今日は上杉と一緒に張り込みの仕事だった。数日かかると思っていた仕事だったが、案外あっさりと解決。犯人も無事に捕まり、夕方くらいには仕事を終えた。
 夜に時間が出来たので、この間約束を取り付けた食事に行く事になったのだ。俺の車で移動していたので、現場からそのまま直行することに。特に上杉からのリクエストもなかったので、俺の行きつけの店へと車を走らせていた。
 今回、食事に誘ってわかったことは上杉の好きな食べ物や趣味、私生活において俺は何も知らないという事だ。仕事でこれだけ一緒の時間を過ごしているにも関わらず会話も業務内容ばかり。これだと食事に行って何を話題にすればいいのやら。いや、逆に何も知らないのだからここらでリサーチをかけておくのもいいだろう。そんな事を一人考えながら、ハンドルを握る。
 ふと助手席が静かだと思い隣を見れば、上杉はぐっすりと寝てしまっていた。仕方ないだろう。今日のために睡眠時間を削り準備をして、なおかつ今日は早朝に集合だったのだ。
 この信号を渡って、左に曲がれば店に着いてしまう。しかし、この寝顔を見てしまったらとても起こす気にはなれない。腹は減っているが適当に済ませてしまえばいいかと左に曲がり、店前を通り過ぎる。そして、Uターンをした。
 外は綺麗なオレンジ色の夕焼け。ここ最近忙しすぎて、周りの景色を楽しむ余裕などなかった。……海沿いに出て、沈んでいく夕日を眺めるのもいいだろう。その間に上杉が起きるのかどうかは定かではないが。途中コンビニへ寄り、自分のご飯と上杉のご飯を適当に選ぶ。
 ……そういえば、上杉はよくレモンティーを飲んでいたな。

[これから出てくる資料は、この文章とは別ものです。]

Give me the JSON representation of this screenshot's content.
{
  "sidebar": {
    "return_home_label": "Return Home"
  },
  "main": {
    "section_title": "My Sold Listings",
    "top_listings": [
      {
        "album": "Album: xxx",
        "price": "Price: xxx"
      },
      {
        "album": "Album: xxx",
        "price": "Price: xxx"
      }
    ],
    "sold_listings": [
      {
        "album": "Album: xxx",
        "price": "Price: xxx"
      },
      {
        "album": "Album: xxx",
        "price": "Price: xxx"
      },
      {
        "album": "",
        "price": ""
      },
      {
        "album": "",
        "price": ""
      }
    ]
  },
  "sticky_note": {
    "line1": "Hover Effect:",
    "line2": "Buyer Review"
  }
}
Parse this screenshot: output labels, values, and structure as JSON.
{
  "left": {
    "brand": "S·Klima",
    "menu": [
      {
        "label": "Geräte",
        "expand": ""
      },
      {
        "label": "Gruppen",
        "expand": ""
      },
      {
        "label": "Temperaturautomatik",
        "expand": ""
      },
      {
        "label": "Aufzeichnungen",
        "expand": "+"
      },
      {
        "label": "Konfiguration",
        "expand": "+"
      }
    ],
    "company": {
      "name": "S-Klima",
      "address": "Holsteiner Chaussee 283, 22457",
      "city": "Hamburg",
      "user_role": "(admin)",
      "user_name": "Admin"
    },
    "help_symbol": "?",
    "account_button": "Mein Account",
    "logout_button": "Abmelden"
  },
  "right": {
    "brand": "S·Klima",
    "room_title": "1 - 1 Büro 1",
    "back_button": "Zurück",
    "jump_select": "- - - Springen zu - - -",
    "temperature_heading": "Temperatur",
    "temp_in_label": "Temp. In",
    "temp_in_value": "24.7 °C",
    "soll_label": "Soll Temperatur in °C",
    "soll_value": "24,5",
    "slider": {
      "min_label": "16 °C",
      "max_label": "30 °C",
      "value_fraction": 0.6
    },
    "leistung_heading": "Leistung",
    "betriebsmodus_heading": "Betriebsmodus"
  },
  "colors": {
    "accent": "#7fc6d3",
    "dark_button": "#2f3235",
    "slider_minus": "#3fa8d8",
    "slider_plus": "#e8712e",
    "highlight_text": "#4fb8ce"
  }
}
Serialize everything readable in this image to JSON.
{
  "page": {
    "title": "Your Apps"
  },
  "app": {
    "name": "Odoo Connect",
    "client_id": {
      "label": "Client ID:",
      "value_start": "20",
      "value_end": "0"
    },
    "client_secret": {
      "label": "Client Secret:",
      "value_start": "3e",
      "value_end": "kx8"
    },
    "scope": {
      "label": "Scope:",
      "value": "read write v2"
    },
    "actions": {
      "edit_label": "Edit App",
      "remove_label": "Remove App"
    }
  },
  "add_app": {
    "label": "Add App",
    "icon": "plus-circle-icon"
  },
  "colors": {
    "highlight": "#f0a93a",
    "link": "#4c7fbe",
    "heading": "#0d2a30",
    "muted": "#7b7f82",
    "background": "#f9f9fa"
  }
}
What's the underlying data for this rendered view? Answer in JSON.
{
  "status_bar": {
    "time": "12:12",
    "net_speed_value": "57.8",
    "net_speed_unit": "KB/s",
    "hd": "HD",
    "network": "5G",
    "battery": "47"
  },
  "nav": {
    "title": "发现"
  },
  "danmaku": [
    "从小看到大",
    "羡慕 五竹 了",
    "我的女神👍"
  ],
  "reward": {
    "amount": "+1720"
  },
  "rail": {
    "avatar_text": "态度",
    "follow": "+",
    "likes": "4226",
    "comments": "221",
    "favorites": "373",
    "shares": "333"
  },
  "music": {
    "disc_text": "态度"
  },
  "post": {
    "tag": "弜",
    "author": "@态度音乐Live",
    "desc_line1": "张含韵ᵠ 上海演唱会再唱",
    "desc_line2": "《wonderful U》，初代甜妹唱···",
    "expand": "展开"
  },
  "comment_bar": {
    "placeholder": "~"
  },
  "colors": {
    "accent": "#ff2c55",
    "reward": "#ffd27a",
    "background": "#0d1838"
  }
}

色とりどりの飲み物がずらりと並ぶショーケースの前でいつも上杉が手元に持っている事を唐突に思い出し、それもかごに追加した。
 再度車を走らせ、海辺の駐車場へと車を停めた。相変わらず起きない上杉を横目に一人運転席でコンビニ飯を開ける。フロントガラス越しに夕日が水平線に沈んでいくのを眺める。こんな静かでゆっくりしている時間は本当にいつぶりか。いつもと変わらないコンビニ飯も今日はなぜかおいしく感じてしまう。
 ご飯を食べ終わり、夕日も沈みかけ。食後の煙草を加えてなんとなく上杉の寝顔を眺める。よく考えれば好きな女性が隣で寝ているなんてかなりなシチュエーションなのではと今更ながら気づいてしまう。よく見れば長いまつげに、白い肌。年の割に幼い顔立ちに柔らかそうな頬。
 ……俺も男だな。そう気づいてしまえば胸の内がザワザワと音を立て始める。ダメだとわかっていながら、吸いかけの煙草を灰皿に押しつけて、上杉の方へと身を乗り出した瞬間だった。

「ん……あれ、私寝て……」

 起きて横を向いた上杉と俺の距離はほぼ無くて。一瞬時が止まったように感じたが、俺は何事もなかったかのように、席へと座り直した。

「赤井さん? 今、何か近くなかったですか?」
「……起こそうとしたら起きただけだ。よく寝ていたな」
「すみません。……そういえば、ご飯!」
「コンビニで適当に買ってある」
「えっ? お店は?」
「夕日が綺麗だったんで、それを見ながら食べようかと」
「ほんとだ、よく見ればここ海ですね。夕日沈んじゃいましたけど」

 そういって辺りを見回した上杉のお腹の音が聞こえる。恥ずかしそうに俺から視線を逸らした上杉にコンビニの袋を渡した。

「ありがとうございます」

 さっそくレモンティーへと手を伸ばした上杉は動きを止めてしまった。俺はその様子に「好きだったよな? レモンティー」と聞けば、「好きは、好き、なんですけど」と歯切れの悪い上杉。

「ラプトン派なんですよね。これ、午前ティー」

 黄色い背景に白いティーカップが描かれたラベルをこちらに見せられる。よく考えればいつも紙パックの方を飲んでいたような。手元に黄色の飲み物という事しか俺は記憶していなかったようだ。

「すまない。次から気をつける」

 自分で言っておいて、次があるのかと心の内で思わず突っ込みを入れてしまう。上杉は可愛らしく笑って「でも、嬉しいです。覚えていてくれて。そういえばおいくらでした?」と財布を出そうと鞄を開ける。

「いい。俺のおごりだ」
「でも、」
「素直に奢られておけ」
「……では、お言葉に甘えて」

 丁寧にお辞儀をした上杉はその小さい口で小動物のようにご飯を頬張りだす。すると上杉が急にこちらを横目で見てきた。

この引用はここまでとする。